Steve Bannon Denied Early Release Despite Qualifying Under ‘First Step Act’


WASHINGTON, DC - NOVEMBER 08: Former White House senior counselor to President Donald Trump Steve Bannon leaves the E. Barrett Prettyman United States Courthouse after he testified at the Roger Stone trial November 8, 2019 in Washington, DC. Stone has been charged with lying to Congress and witness tampering. (Photo by Alex Wong/Getty Images)Alex Wong/Getty Images

Former Trump administration official Steve Bannon could get out of prison early thanks to a law popular among soft-on-crime Democrats — but the Biden-Harris administration won’t grant his lawyers’ appeal.

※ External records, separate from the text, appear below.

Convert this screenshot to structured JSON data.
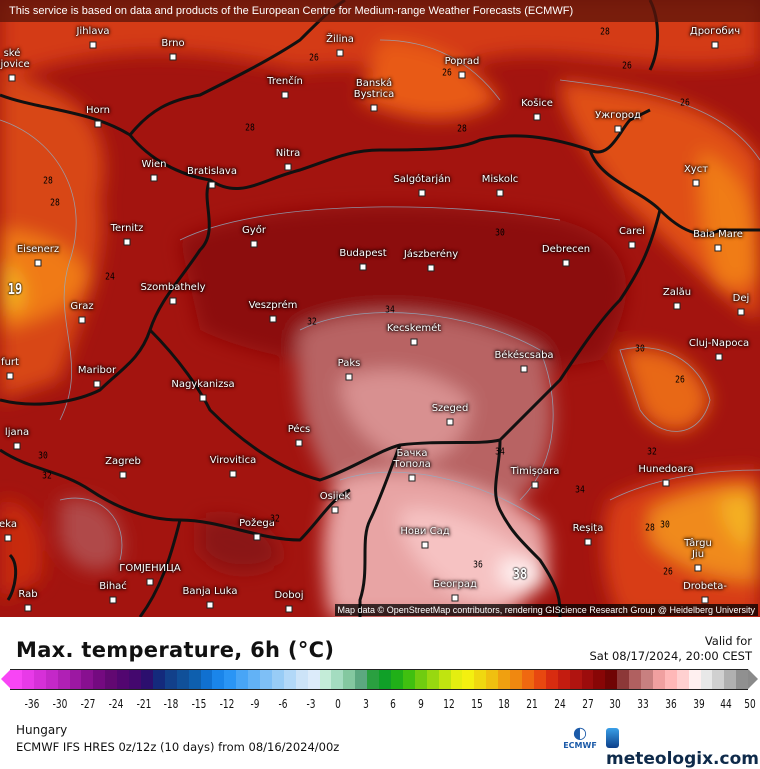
{
  "banner": "This service is based on data and products of the European Centre for Medium-range Weather Forecasts (ECMWF)",
  "attribution": "Map data © OpenStreetMap contributors, rendering GIScience Research Group @ Heidelberg University",
  "cities": [
    "Jihlava",
    "Brno",
    "Žilina",
    "Poprad",
    "Дрогобич",
    "Trenčín",
    "Banská\nBystrica",
    "Košice",
    "Ужгород",
    "Horn",
    "Nitra",
    "Wien",
    "Bratislava",
    "Salgótarján",
    "Miskolc",
    "Хуст",
    "Ternitz",
    "Győr",
    "Budapest",
    "Jászberény",
    "Debrecen",
    "Carei",
    "Baia Mare",
    "Eisenerz",
    "Zalău",
    "Szombathely",
    "Veszprém",
    "Graz",
    "Dej",
    "Kecskemét",
    "Cluj-Napoca",
    "Maribor",
    "Paks",
    "Békéscsaba",
    "Nagykanizsa",
    "Szeged",
    "Pécs",
    "Zagreb",
    "Virovitica",
    "Бачка\nТопола",
    "Timișoara",
    "Hunedoara",
    "Osijek",
    "Požega",
    "Нови Сад",
    "Reșița",
    "Târgu\nJiu",
    "ГОМЈЕНИЦА",
    "Bihać",
    "Banja Luka",
    "Doboj",
    "Београд",
    "Rab",
    "Drobeta-",
    "ljana",
    "furt",
    "eka",
    "ské\nějovice"
  ],
  "contour_labels": [
    "28",
    "26",
    "26",
    "26",
    "26",
    "28",
    "28",
    "28",
    "28",
    "30",
    "24",
    "19",
    "32",
    "34",
    "30",
    "26",
    "30",
    "32",
    "34",
    "32",
    "34",
    "28",
    "30",
    "26",
    "36",
    "38",
    "32"
  ],
  "legend": {
    "title": "Max. temperature, 6h (°C)",
    "valid_label": "Valid for",
    "valid_time": "Sat 08/17/2024, 20:00 CEST",
    "ticks": [
      "-36",
      "-30",
      "-27",
      "-24",
      "-21",
      "-18",
      "-15",
      "-12",
      "-9",
      "-6",
      "-3",
      "0",
      "3",
      "6",
      "9",
      "12",
      "15",
      "18",
      "21",
      "24",
      "27",
      "30",
      "33",
      "36",
      "39",
      "44",
      "50"
    ],
    "colors": [
      "#f845f5",
      "#e83ae8",
      "#d630d8",
      "#c428c8",
      "#b020b5",
      "#9c18a2",
      "#881090",
      "#740a80",
      "#620872",
      "#520670",
      "#44086e",
      "#2c0f6e",
      "#142a7c",
      "#12408a",
      "#105099",
      "#0e5fae",
      "#1070d0",
      "#1a85ea",
      "#2a95f5",
      "#48a5f6",
      "#62b2f6",
      "#7ebff6",
      "#98ccf6",
      "#b2d8f8",
      "#cce3f8",
      "#dcebfa",
      "#c4ecd8",
      "#a4dcc0",
      "#84c8a0",
      "#5ca880",
      "#2aa040",
      "#10a028",
      "#20b018",
      "#40c010",
      "#70cc10",
      "#98d810",
      "#c0e410",
      "#e4ee10",
      "#f4f010",
      "#f0d810",
      "#f0c010",
      "#f0a010",
      "#f08810",
      "#f06810",
      "#e84810",
      "#d82c10",
      "#c41c10",
      "#b01410",
      "#9c0c0c",
      "#880606",
      "#700404",
      "#8c3838",
      "#b06060",
      "#c88080",
      "#f0a0a0",
      "#ffb8b8",
      "#ffd0d0",
      "#fff0f0",
      "#e8e8e8",
      "#d0d0d0",
      "#b0b0b0",
      "#909090"
    ],
    "region": "Hungary",
    "model": "ECMWF IFS HRES 0z/12z (10 days) from  08/16/2024/00z",
    "ecmwf_label": "ECMWF",
    "brand": "meteologix.com"
  }
}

Congress passed the First Step Act in 2018 with bipartisan support, and former President Donald Trump signed it into law the same year. The Act, which allows certain offenders to apply for early release from prison, is popular among Democrats for who want to free drug dealers and other violent criminals.

Bannon — who reported to prison on July 1 for a four-month sentence after being convicted of contempt of Congress — “has accrued ten days’ worth of First Step Act credits,” his lawyers wrote in a Monday court filing reviewed by The Daily Wire. “Those credits mean that Mr. Bannon could have been released to home confinement two days ago on October 19, 2024,”

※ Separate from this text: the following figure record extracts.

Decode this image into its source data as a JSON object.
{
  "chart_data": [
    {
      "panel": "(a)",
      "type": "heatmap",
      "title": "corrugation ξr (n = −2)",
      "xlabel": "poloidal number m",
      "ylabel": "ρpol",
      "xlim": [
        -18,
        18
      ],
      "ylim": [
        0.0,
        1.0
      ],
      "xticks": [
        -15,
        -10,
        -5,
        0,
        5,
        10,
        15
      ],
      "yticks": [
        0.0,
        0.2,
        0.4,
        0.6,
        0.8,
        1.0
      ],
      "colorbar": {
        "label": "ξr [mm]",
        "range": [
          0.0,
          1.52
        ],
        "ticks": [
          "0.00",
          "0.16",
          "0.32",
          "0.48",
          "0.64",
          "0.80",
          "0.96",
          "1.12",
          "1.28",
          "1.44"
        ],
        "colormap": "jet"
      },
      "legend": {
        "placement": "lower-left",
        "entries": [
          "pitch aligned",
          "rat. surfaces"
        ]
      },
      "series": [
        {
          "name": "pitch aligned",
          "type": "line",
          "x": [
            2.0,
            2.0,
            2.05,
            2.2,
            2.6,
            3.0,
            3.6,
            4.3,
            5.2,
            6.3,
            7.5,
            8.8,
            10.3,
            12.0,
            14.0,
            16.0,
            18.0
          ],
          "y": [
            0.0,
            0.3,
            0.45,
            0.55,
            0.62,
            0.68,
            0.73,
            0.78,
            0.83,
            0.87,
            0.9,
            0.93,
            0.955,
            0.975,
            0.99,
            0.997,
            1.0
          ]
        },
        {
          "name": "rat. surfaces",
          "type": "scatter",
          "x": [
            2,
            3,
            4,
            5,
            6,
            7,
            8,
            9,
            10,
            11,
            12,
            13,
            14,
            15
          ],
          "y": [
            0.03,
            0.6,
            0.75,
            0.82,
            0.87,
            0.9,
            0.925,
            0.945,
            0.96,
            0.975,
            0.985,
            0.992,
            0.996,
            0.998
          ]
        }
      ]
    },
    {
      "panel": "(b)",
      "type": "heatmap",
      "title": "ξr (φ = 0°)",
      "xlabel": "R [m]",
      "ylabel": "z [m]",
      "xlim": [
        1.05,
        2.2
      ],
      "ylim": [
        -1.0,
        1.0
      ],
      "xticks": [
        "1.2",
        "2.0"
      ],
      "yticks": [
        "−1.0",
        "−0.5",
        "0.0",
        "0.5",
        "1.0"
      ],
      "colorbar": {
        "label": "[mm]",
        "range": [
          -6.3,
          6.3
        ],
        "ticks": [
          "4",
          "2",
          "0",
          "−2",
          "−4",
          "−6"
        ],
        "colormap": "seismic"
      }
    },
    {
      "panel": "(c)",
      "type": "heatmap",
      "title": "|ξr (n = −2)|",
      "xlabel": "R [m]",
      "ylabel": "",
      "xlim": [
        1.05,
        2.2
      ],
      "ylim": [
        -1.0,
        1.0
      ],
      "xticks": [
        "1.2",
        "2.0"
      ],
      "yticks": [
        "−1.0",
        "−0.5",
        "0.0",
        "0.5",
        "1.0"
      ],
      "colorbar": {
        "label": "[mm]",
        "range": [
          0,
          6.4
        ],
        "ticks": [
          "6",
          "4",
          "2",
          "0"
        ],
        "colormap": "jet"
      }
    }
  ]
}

But the Bureau of Prisons declined to do so, saying there was “insufficient time” to “process” the request, the lawyers wrote. Bannon’s team said it first requested the release on August 29 and criticized a “bureaucratic processing delay.”

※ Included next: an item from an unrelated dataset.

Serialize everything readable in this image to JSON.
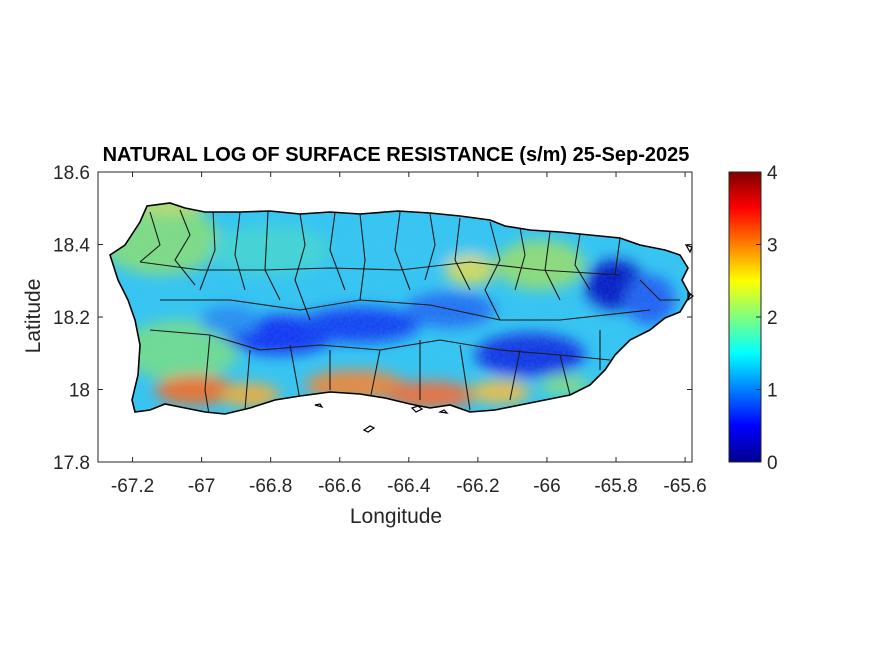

Bannon was held in contempt of Congress for refusing to appear before the Democrat-run committee investigating January 6. Democrats have defied subpoenas and not faced such punishment, and the refusal to grant Bannon early release may add to Bannon’s concerns that the Department of Justice has been weaponized against conservatives.

In documents released Monday by a Republican-led congressional committee, lawyers for a subpoenaed witness—the special prosecutor who prosecuted Trump in Georgia — openly told House Republicans they had no way to force him to testify fully, saying that the House did not have a jail and that criminal charges for contempt would rely on juries in Washington, D.C., where the electorate is overwhelmingly Democrat.

Darek Puzio, the acting warden of Federal Correctional Institution Danbury, wrote on Monday in a letter to Bannon’s attorney acknowledging that, “To date, Mr. Bannon has earned 10 First Step Act time credits.”

“Unfortunately, Mr. Bannon has insufficient time on his sentence to process a referral and secure approval for ten days of home confinement placement,” it said. “Accordingly, your client will be released on his full-term release date of October 29, 2024.”

Bannon appealed his conviction to the Supreme Court and said “I am proud to go to prison” if it is “what it takes to stand up to tyranny; if this is what it takes to stand up to the [Attorney General Merrick] Garland corrupt criminal DOJ.”